1660 and the subsequent decade were an incredibly important period in Lulli’s life. From 1660 to 1662, he collaborated with Italian composer Francesco Cavalli, which resulted in a French production of Xerse and Ercole Amante. More importantly, in 1661, Louis XIV appointed Lully to “the highest office to which he could aspire…the surintendant de la musique de la chambre du roi.” To carry out the duties of his new role, Lulli became a naturalized French citizen in December 1661 and took the French variation of his name, Jean Baptiste Lully.
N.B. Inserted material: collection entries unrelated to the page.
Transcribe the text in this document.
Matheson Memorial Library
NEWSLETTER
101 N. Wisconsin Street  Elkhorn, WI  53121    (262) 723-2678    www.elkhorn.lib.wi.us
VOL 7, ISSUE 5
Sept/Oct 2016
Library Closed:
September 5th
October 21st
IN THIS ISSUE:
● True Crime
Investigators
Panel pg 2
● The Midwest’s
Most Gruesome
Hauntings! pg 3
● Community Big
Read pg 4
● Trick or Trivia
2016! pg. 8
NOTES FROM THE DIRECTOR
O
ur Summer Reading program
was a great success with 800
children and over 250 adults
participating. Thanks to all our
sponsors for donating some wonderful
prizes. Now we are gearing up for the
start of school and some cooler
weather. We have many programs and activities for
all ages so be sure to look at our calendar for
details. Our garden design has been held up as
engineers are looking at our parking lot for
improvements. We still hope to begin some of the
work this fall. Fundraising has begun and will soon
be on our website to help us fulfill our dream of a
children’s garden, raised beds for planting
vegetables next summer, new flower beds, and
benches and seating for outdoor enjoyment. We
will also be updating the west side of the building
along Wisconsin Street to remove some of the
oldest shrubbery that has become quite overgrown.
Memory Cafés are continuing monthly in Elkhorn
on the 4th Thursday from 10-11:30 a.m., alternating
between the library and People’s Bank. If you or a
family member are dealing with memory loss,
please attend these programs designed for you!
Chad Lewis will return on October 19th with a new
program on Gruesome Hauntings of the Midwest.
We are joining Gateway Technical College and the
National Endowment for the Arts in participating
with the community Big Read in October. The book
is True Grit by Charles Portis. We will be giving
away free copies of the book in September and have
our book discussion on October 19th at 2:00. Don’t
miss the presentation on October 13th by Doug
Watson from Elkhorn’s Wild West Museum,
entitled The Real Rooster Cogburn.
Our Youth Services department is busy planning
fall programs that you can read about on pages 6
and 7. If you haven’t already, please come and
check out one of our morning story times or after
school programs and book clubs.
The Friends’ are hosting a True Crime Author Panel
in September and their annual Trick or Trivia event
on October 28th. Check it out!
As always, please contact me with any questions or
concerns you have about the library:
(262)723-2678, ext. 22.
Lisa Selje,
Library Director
It was around this time that Lully’s Italian music output reduced significantly in favour of a more French style. The combination of Lully’s comedic style with “France’s greatest comic playwright”, Jean Baptiste Molière, was an extremely successful partnership. Together, they worked on writing comediès-ballets. Comedies-ballades, spoken comedies with songs and dance interludes, were referred to as divertissements. The breakthrough of unifying stageplay and ballet laid the foundations for what would become French opera and tragédies lyriques. The duo's final collaboration was Le Bourgeois Gentilhomme, which premiered in 1670.  Lully continued to experiment with developing French style by setting the French language in recitatives; he turned to contemporary playwrights to see how they set the spoken word and developed a system that maintained the clarity of French with the addition of music.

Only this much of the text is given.